Michael R. Bromwich (born December 19, 1953) is an American litigation attorney who was the inspector general of the U.S. Justice Department from 1994 to 1999. He was appointed as director of the Bureau of Ocean Energy Management, Regulation and Enforcement on June 15, 2010, in the wake of the Deepwater Horizon oil spill. (The agency was known as the Minerals Management Service prior to that date.) He served in that capacity until the dissolution of the agency on October 1, 2011.

==Early life==
Bromwich was raised in a Jewish family and graduated summa cum laude from Harvard College in 1976. He subsequently received a master's degree in public policy from the John F. Kennedy School of Government, as well as a J.D. degree from Harvard Law School in 1980.

==Career==
Bromwich was a federal prosecutor in the U.S. Attorney's Office for the Southern District of New York and served as associate counsel in the Office of Independent Counsel for Iran-Contra. Bromwich was one of three lawyers for the government in the prosecution of Lieutenant-Colonel Oliver L. North.

He was the Inspector General for the Department of Justice from 1994 to 1999. He headed an investigation into the FBI laboratory; the investigation into the bombing of Pan Am Flight 103; the FBI's conduct regarding Aldrich Ames; the handling of classified information by the FBI and the Department of Justice in the campaign finance investigation; the alleged deception of a congressional delegation by high-ranking officials of the Immigration and Naturalization Service; and the Justice Department's role in the CIA crack cocaine controversy.

In 1999, he joined the international law firm Fried, Frank, Harris, Shriver & Jacobson, where he headed the firm's internal investigations, compliance and monitoring practice group. In 2002, he served as an independent monitor for the Metropolitan Police Department of the District of Columbia.

In 2005, he was appointed to act as independent investigator for the Houston Police Department, to conduct an investigation and audit of its crime laboratory and property room. Bromwich and his team's investigations reported their conclusions in a final report published in 2007. They found pervasive fraud in the Houston crime lab, including fabrications of forensic analysis, false statements, and other forms of misconduct, and recommended major changes to crime lab procedure. Houston closed its crime lab and reestablished a new crime lab, independent of law enforcement, in 2014, with new procedures and standards.

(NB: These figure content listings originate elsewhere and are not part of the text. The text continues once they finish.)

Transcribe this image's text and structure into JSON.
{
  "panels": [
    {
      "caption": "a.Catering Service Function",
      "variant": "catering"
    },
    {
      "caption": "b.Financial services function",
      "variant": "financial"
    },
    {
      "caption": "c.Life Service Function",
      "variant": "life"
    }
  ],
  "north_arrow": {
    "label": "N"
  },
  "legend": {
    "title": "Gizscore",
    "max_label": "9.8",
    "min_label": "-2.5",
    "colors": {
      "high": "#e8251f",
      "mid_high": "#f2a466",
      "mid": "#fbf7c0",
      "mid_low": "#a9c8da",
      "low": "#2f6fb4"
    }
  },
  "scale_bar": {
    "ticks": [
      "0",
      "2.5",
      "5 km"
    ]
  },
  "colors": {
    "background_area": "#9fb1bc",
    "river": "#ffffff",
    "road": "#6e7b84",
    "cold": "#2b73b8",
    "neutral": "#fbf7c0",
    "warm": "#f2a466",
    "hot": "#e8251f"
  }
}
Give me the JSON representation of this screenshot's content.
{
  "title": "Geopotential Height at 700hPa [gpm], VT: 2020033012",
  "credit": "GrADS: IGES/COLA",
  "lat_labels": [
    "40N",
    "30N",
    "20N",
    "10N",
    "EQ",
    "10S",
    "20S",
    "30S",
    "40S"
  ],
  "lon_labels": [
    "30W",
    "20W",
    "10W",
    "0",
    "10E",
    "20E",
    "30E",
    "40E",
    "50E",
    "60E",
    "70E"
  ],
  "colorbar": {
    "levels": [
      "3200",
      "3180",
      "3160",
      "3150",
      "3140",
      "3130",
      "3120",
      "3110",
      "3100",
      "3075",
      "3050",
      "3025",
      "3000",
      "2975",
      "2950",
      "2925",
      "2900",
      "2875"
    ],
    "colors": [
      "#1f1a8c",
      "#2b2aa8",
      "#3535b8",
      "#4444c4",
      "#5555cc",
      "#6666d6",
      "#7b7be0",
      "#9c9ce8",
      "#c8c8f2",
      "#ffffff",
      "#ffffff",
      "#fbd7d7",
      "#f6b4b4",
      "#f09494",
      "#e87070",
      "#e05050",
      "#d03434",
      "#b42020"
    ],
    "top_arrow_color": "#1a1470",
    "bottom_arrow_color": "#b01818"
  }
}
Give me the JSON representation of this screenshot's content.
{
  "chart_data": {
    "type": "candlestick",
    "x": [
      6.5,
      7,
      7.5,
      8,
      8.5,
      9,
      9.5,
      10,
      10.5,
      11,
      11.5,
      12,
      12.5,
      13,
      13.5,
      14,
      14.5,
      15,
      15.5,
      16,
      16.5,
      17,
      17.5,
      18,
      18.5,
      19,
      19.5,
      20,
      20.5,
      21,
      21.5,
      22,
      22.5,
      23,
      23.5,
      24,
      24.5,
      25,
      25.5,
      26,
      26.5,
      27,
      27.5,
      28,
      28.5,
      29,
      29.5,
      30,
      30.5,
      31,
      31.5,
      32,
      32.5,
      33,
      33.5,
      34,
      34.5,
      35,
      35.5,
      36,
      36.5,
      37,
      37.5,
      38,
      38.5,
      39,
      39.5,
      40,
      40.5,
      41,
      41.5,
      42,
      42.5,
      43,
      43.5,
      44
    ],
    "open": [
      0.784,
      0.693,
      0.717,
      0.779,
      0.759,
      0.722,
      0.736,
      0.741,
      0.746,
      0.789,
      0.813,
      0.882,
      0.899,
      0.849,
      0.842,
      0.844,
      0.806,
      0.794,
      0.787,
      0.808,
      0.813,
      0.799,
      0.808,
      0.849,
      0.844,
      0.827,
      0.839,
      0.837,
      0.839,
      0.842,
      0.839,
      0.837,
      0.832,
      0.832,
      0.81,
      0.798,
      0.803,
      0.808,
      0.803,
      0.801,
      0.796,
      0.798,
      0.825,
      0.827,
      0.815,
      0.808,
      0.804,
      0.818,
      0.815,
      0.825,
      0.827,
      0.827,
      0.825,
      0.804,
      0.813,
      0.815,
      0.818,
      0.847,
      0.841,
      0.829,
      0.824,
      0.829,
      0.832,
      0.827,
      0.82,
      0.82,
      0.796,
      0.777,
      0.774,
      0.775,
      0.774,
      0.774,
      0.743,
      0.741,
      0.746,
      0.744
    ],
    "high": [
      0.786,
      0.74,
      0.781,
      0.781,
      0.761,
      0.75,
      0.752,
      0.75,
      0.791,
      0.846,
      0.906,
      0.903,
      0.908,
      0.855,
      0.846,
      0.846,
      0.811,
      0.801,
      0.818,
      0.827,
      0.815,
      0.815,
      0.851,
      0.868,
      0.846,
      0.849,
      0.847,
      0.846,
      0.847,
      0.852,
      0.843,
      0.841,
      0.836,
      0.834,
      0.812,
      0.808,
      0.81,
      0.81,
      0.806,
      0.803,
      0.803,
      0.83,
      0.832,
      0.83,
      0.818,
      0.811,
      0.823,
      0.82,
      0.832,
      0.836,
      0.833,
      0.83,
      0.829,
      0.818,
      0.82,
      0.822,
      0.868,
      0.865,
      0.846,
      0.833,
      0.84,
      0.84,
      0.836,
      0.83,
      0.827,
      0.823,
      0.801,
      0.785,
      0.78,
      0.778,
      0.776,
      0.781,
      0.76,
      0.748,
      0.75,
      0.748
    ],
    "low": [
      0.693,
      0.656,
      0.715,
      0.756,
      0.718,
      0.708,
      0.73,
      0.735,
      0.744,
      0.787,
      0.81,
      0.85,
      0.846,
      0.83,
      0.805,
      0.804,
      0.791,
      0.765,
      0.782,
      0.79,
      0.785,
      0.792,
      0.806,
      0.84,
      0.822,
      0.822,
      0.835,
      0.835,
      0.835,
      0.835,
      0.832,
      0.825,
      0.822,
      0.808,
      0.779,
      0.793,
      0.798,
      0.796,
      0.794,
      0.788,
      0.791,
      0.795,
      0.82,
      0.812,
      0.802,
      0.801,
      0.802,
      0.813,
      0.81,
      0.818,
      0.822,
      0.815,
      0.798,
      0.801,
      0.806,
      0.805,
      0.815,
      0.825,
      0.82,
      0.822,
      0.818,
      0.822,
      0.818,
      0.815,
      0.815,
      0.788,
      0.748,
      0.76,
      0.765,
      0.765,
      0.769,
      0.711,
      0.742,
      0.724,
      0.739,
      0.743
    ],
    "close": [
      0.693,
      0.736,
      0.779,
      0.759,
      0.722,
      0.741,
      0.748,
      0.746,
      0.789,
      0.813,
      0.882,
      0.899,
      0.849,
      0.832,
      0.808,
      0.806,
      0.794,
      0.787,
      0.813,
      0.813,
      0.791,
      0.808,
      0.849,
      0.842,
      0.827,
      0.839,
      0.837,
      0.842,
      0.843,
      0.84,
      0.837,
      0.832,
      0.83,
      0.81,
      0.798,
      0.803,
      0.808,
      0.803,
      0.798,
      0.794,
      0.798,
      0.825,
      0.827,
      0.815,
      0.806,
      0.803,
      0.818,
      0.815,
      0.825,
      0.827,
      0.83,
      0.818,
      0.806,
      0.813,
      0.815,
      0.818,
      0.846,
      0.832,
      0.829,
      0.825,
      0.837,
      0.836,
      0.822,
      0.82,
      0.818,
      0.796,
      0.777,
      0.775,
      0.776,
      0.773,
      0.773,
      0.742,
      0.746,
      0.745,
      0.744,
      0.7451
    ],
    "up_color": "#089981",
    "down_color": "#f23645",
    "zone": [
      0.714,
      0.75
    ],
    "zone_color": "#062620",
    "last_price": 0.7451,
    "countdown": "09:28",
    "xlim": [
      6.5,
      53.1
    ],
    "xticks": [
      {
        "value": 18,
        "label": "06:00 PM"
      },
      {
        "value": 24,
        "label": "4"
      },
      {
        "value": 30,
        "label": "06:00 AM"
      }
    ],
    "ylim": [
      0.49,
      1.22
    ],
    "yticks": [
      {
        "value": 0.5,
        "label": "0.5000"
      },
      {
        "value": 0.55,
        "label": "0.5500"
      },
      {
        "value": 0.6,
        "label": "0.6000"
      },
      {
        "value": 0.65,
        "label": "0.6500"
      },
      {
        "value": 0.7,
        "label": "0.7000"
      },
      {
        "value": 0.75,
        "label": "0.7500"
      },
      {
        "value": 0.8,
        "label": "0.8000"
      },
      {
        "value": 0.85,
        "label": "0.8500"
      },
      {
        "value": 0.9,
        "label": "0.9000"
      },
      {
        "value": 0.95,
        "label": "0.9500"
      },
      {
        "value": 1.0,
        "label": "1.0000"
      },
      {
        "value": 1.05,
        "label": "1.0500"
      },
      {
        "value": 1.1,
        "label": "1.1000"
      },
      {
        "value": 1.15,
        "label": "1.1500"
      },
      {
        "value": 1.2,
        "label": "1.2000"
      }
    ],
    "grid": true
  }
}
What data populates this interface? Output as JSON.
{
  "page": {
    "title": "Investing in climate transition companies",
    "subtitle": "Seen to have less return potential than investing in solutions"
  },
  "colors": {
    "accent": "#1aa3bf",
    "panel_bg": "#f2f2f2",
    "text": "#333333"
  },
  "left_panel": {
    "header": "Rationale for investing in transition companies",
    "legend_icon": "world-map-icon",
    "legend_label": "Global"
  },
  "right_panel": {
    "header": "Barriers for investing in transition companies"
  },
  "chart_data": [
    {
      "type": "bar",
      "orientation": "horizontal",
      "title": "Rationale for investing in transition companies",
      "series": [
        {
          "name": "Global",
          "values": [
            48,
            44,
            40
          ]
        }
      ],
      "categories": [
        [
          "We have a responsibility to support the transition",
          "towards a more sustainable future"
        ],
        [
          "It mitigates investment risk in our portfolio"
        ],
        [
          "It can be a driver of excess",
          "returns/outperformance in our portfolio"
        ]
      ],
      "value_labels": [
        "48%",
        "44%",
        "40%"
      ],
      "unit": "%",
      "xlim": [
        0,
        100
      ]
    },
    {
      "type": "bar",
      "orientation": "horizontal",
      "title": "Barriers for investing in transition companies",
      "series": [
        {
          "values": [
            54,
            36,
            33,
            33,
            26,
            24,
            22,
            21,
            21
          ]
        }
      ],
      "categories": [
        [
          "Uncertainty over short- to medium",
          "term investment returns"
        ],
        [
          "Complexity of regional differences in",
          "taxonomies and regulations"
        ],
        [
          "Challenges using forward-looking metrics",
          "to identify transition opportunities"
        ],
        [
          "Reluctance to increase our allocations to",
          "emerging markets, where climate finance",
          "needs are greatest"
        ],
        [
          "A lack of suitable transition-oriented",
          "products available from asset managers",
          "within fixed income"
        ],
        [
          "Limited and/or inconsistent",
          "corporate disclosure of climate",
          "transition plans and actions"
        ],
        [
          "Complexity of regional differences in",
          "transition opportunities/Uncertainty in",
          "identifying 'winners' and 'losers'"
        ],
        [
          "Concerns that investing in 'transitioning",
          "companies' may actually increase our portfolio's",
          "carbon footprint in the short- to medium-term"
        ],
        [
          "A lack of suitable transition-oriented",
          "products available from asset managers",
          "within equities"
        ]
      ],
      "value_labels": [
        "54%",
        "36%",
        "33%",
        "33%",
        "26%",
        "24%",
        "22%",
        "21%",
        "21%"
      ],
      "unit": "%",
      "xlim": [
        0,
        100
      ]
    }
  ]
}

In 2018, he began leading the legal team of former FBI Deputy Director Andrew McCabe. On September 22, Bromwich announced he would also be joining the legal team of Christine Blasey Ford, the college professor who earlier that month publicly alleged that U.S. Supreme Court nominee Brett Kavanaugh sexually assaulted her in 1982, when they were both teenagers, in what she described as an attempted rape. Bromwich said he was resigning from his law firm, Robbins Russell, because of objections within the firm to his being employed there while representing Ford.

==Criticisms==
In 2013, Bromwich was appointed by Judge Denise Cote of the United States District Court for the Southern District of New York to serve as antitrust compliance monitor in United States v. Apple Inc. In the opening months of his tenure, Apple contended that he was "conducting a roving investigation" that was "interfering with Apple’s business operations", and Bromwich countered that Apple was preventing him from speaking to most of the Apple executives he wished to interview. In early 2015, in the midst of Apple's legal challenge to the imposition of a special monitor, the editorial page of Wall Street Journal criticized Bromwich for charging exorbitant fees for his services, and agreed with Apple that he was wandering outside of the bounds of his mandate from the Court, while also suggesting that his selection for the assignment in the first place had more to do with his long-standing political connections to Judge Cote than with any relevant experience.